Since $X \subset Y$, then $y \in Y$.
If $y \in Y$, then $f^{-1}(y) \in f^{-1}(Y)$.
So, $f^{-1}(y) \in f^{-1}(X)$ and $f^{-1}(y) \in f^{-1}(Y)$, then $f^{-1}(X) \subset f^{-1}(Y)$.
Is this proof ok?
On
One thing that come to mind is that you have to think carefully about using $\in$ and $\subset$. Unless your function is bijective it is a very real possibility that $f^{-1}(y)$ is not an element, but a set. In this event the statement $f^{-1}(y) \in Y$ is not true.
On
A={x in E : f(x) is in X} = f inverse of a set X
B={x in E : f(x) is in Y} = f inverse of a set Y
if X is subset of Y: f(x) in X means f(x) in Y then A is subset of B
On
These are the standard definitions:
Let $X, Y$ be any sets whatsover.
$$ f^{-1}(X) = \{ e \in E \ \mid \ f(e) \in X \}$$ $$ f^{-1}(Y) = \{ e \in E \ \mid \ f(e) \in Y \}$$
Your requirement is to prove that the former is a subset of the latter, given $X \subseteq Y$. So we prove the implication
$$ a \in f^{-1}(X) \implies a \in f^{-1}(Y) $$
So to this end suppose $a \in f^{-1}(X)$. The qualification for this is that $ a \in E $ and $ f(a) \in X $. But since, $X \subseteq Y$ any element in $X$ is also an element of $Y$. Hence $ f(a) \in Y$.
So we can extract $ a \in E $ and $f(a) \in Y$ which puts $a \in f^{-1}(Y)$
$\mathscr{Q.E.D.}$
The proof looks pretty good! There are some things that I can say though.

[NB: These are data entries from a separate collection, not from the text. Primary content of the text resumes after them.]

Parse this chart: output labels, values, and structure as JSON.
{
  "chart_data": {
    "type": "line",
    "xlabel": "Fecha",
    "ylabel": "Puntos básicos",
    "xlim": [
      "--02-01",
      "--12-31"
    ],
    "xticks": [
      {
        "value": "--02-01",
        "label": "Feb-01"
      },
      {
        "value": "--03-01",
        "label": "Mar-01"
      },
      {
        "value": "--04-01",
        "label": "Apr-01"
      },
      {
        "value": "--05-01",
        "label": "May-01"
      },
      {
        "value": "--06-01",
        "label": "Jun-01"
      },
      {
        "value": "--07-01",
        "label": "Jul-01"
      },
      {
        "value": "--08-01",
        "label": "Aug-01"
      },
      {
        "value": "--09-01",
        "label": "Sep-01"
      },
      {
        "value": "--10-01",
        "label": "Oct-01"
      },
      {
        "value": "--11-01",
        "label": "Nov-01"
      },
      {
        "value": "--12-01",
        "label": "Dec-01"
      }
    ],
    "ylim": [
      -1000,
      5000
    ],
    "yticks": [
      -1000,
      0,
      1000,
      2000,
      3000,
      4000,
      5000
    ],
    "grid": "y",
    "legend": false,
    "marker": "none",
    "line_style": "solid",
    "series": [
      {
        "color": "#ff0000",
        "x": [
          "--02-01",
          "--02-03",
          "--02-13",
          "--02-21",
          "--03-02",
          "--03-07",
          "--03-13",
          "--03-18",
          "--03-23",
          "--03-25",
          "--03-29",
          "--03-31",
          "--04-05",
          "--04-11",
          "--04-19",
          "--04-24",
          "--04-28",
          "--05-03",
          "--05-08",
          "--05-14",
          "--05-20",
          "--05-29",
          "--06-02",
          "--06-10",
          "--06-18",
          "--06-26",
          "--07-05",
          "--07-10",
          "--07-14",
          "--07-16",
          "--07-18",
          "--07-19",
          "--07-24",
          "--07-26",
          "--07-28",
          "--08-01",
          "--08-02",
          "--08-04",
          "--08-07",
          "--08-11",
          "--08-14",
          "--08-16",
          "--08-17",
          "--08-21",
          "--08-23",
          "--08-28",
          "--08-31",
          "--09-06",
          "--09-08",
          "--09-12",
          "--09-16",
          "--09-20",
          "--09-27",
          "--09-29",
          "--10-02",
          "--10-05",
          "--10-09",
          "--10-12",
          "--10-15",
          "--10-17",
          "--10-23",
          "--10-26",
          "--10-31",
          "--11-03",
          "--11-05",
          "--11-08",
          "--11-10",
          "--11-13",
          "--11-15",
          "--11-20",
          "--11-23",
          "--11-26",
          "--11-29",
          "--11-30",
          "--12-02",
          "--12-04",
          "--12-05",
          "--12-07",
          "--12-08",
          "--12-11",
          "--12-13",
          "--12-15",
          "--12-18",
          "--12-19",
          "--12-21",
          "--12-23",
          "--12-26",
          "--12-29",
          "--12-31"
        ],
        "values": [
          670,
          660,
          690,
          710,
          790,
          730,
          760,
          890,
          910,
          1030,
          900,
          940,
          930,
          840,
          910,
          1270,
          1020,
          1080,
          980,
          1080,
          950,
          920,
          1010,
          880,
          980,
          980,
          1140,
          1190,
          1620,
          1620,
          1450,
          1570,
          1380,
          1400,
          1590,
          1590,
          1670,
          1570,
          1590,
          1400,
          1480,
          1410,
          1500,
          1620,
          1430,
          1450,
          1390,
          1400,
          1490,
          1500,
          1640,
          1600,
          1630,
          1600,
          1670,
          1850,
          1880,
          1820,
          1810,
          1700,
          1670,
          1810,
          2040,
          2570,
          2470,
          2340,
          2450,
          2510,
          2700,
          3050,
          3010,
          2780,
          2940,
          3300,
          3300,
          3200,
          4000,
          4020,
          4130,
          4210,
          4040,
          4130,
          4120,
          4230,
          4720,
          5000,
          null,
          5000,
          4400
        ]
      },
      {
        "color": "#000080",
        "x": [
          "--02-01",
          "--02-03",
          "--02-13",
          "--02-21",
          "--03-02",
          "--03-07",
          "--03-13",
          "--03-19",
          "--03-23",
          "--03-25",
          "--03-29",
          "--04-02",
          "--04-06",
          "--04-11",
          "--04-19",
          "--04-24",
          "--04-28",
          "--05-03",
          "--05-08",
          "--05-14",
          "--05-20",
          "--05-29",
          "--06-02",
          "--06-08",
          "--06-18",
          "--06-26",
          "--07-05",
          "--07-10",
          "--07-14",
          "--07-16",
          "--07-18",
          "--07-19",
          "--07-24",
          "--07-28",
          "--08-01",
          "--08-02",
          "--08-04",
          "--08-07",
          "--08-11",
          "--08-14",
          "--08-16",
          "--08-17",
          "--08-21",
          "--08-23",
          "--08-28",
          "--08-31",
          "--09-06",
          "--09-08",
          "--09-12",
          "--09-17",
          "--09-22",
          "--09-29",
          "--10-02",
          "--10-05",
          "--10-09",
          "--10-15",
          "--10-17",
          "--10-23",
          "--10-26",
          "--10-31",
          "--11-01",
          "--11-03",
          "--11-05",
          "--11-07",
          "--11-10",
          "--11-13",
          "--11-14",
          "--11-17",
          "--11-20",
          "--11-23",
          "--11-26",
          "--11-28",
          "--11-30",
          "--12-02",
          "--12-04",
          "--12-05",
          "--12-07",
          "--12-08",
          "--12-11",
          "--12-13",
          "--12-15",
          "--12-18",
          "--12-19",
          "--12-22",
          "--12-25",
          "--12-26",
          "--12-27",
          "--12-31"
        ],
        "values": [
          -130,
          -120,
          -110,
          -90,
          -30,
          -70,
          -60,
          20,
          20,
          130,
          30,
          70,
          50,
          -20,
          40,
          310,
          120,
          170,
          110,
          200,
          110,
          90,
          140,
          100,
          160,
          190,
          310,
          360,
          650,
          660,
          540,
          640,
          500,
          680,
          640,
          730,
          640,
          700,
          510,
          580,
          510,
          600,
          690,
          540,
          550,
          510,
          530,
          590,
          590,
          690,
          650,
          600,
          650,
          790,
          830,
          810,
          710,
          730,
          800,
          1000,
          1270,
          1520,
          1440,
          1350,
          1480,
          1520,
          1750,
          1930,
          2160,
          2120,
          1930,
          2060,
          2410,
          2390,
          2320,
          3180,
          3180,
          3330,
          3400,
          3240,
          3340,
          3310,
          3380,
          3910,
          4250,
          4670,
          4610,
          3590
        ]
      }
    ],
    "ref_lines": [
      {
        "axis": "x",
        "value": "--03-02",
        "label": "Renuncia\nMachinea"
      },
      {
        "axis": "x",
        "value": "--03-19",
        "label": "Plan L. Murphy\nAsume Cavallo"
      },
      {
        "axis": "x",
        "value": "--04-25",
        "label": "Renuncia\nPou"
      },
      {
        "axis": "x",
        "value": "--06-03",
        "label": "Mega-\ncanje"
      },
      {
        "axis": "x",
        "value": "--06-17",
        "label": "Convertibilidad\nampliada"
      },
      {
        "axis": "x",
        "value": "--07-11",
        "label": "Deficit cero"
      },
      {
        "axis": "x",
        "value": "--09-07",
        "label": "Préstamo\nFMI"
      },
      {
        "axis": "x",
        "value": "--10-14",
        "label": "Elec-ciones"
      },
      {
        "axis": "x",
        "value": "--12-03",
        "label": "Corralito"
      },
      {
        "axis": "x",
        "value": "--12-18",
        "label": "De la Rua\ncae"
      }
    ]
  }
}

For starters, we want to show the implication $x\in f^{-1}(X)\implies x\in f^{-1}(Y)$. Because of this, we don't really need to look for $y\in Y$. You made this claim, and then the corresponding claims about the preimages with a subtle implication to if $y\in f^{-1}(X)\cap f^{-1}(Y)$ then $f^{-1}(X)\subset f^{-1}(Y)$. But this actually doesn't follow. See if you can revamp it.
If you'd like, I've rewritten it below but, I would only look at this after trying again first.
Suppose $X\subset Y$ (both subsets of the codomain, $F$), and take an element $x\in f^{-1}(X)$. Then $f(x)\in X$ by the definition of preimage. Since $X\subset Y$, we have $f(x)\in Y$. Therefore, if $x\in f^{-1}(X)$ then $x\in f^{-1}(Y)$ showing $f^{-1}(X)\subseteq f^{-1}(Y)$.